Cristóvão de Aguiar (Mestre Libório sofria pela calada)






Também o mestre Libório sofria pela calada.
Não só devido ao seu descosimento intestinal, mas também por causa da mulher.
A Maria Santa fazia-lhe a vida negra.
Em casa era o mestre Libório um cordeirinho.
Amante como ninguém de festas e procissões, precisava, no entanto, utilizar de manha e cautela se acaso queria ir assistir a alguma.
E que a mulher só se encontrava consigo contradizendo. Dela é que devia partir a iniciativa. Ficar por baixo é que nunca, a não ser...

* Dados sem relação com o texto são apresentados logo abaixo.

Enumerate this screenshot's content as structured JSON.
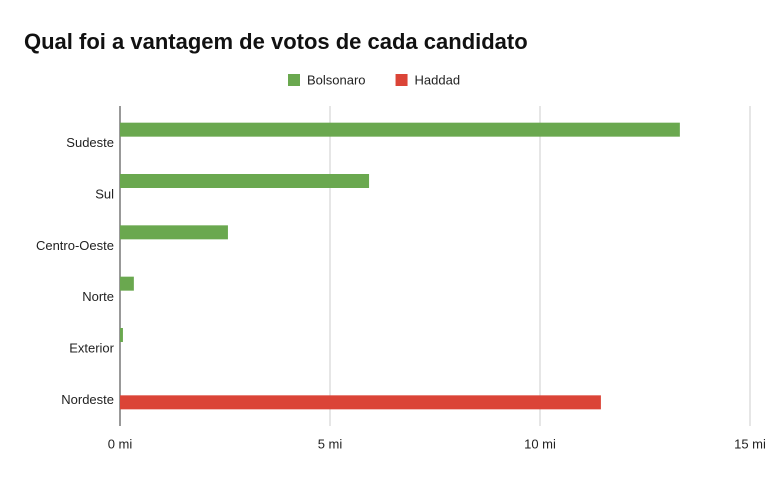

Depressa o mestre Libório lhe deu com o jeito: virava do avesso a casaca das palavras, e tudo batia certo.
Se sentia um desejo por algum prato mais apetitoso, chegava à beira da Santa e desabafava:
Sabes, mulher, ao vir para casa, vi os pedreiros das obras do senhor Esmeraldo comendo chouriço cozido com ovos e pão trigo; até me senti embrulhado; há lá nada que chegue aos charrinhos assados na sertã, com molho de vilão e pão de rala!...
Escutava-o a Santa, calada, mas depois não se continha e explodia:
Pois vais também comer o mesmo, para aprenderes a não ser biqueiro.


- CRISTÓVÃO DE AGUIAR, O fruto e o sonho, 2.ª parte, cap. VI, abertura, da trilogia Raiz Comovida.